Robotic Combat Planes
X-45 Robotic Combat Plane Makes Dramatic Debut - The Boeing Co.'s X-45, the first robotic plane designed specifically to fly combat missions, has successfully made its maiden flight.
The Predator is still remote controlled rather than autonomous, but now can carry weapon systems as well as perform recon.
The Future of Responsibility
When robots make decisions, who is responsible if they cause harm?
Are there any categorical imperatives governing the behavior of robots?
The most well-known attempt at a set of such imperatives was Isaac Asimov’s Three Laws of Robotics.

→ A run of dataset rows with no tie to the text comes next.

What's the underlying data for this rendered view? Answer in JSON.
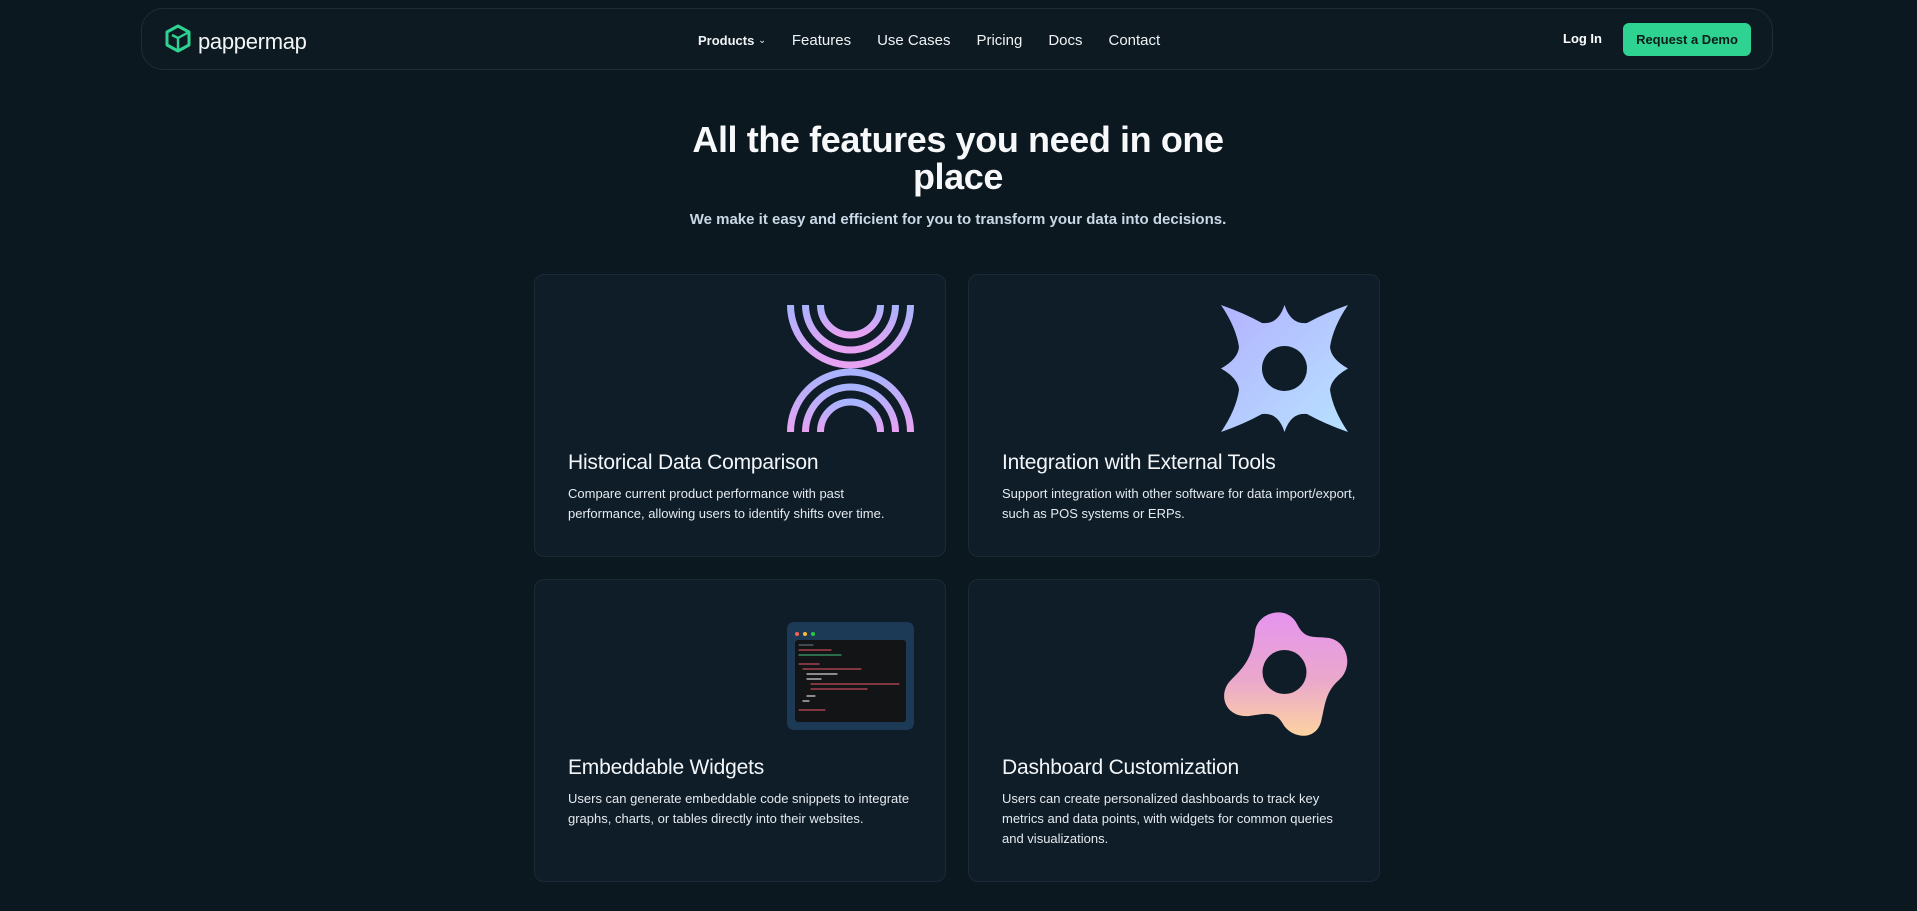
{
  "brand": {
    "name": "pappermap",
    "accent": "#2ed392"
  },
  "nav": {
    "items": [
      {
        "label": "Products",
        "has_dropdown": true
      },
      {
        "label": "Features"
      },
      {
        "label": "Use Cases"
      },
      {
        "label": "Pricing"
      },
      {
        "label": "Docs"
      },
      {
        "label": "Contact"
      }
    ],
    "login_label": "Log In",
    "demo_label": "Request a Demo"
  },
  "hero": {
    "title": "All the features you need in one place",
    "subtitle": "We make it easy and efficient for you to transform your data into decisions."
  },
  "features": [
    {
      "title": "Historical Data Comparison",
      "description": "Compare current product performance with past performance, allowing users to identify shifts over time.",
      "icon": "arches-icon"
    },
    {
      "title": "Integration with External Tools",
      "description": "Support integration with other software for data import/export, such as POS systems or ERPs.",
      "icon": "star-burst-icon"
    },
    {
      "title": "Embeddable Widgets",
      "description": "Users can generate embeddable code snippets to integrate graphs, charts, or tables directly into their websites.",
      "icon": "code-window-icon"
    },
    {
      "title": "Dashboard Customization",
      "description": "Users can create personalized dashboards to track key metrics and data points, with widgets for common queries and visualizations.",
      "icon": "blob-icon"
    }
  ]
}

Isaac Asimov's "Three Laws of Robotics"
“ A robot may not injure a human being or, through inaction, allow a human being to come to harm.
“ A robot must obey orders given it by human beings except where such orders would conflict with the First Law.
“ A robot must protect its own existence as long as such protection does not conflict with the First or Second Law.”
Gert’s Moral Rules
The Ten Rules
1. Don't Kill
2. Don't Cause Pain
3. Don't Disable
4. Don't Deprive Of Freedom
5. Don't Deprive Of Pleasure
6. Don't Deceive
7. Keep Your Promise
8. Don't Cheat
9. Obey The Law
10. Do Your Duty
How many of these rules would be observed in robotic weapons systems?
Bernard Gert, The Moral Rules
Questions for Deontological Approaches to Robotic Ethics
How do robots decide what is the appropriate description of an act?
For example: murdering a person, killing a person, pulling the trigger of a gun, exerting pressure on a metal protrusion
If there are many rules, how do robots deal with conflicting rules?
Consequentialist ethics in general maintains that the consequences of an action determine whether that action was good or bad.
Thus a consequentialist robot would be one whose actions are determined by weighing consequences.
Consequences for whom?
Egoist: consequences only for me
Altruist: consequences only for others
Utilitarian: consequences for everyone equally
Group consequentialist: consequences for my group (nation, family, fellow believers, etc.)
The Epistemology of Consequences
As James Gips argues in “The Ethical Robot,” judging consequences requires a daunting set of cognitive skills:
“ A way of describing the situation in the world;
“ A way of generating possible actions;
“ A means of predicting the situation that would result if the action were taken;
“ A method of evaluating a situation in terms of its goodness or desirability.”
Few answers, many questions:
Autonomous robotic systems will be increasingly common
What ethical rules should govern their behavior?
Are they sufficiently sophisticated to interpret such rules properly?
As the possible harm caused by robotic systems increases, especially with robotic weapons systems, what limits should be placed on the autonomy of such systems? On their behavior?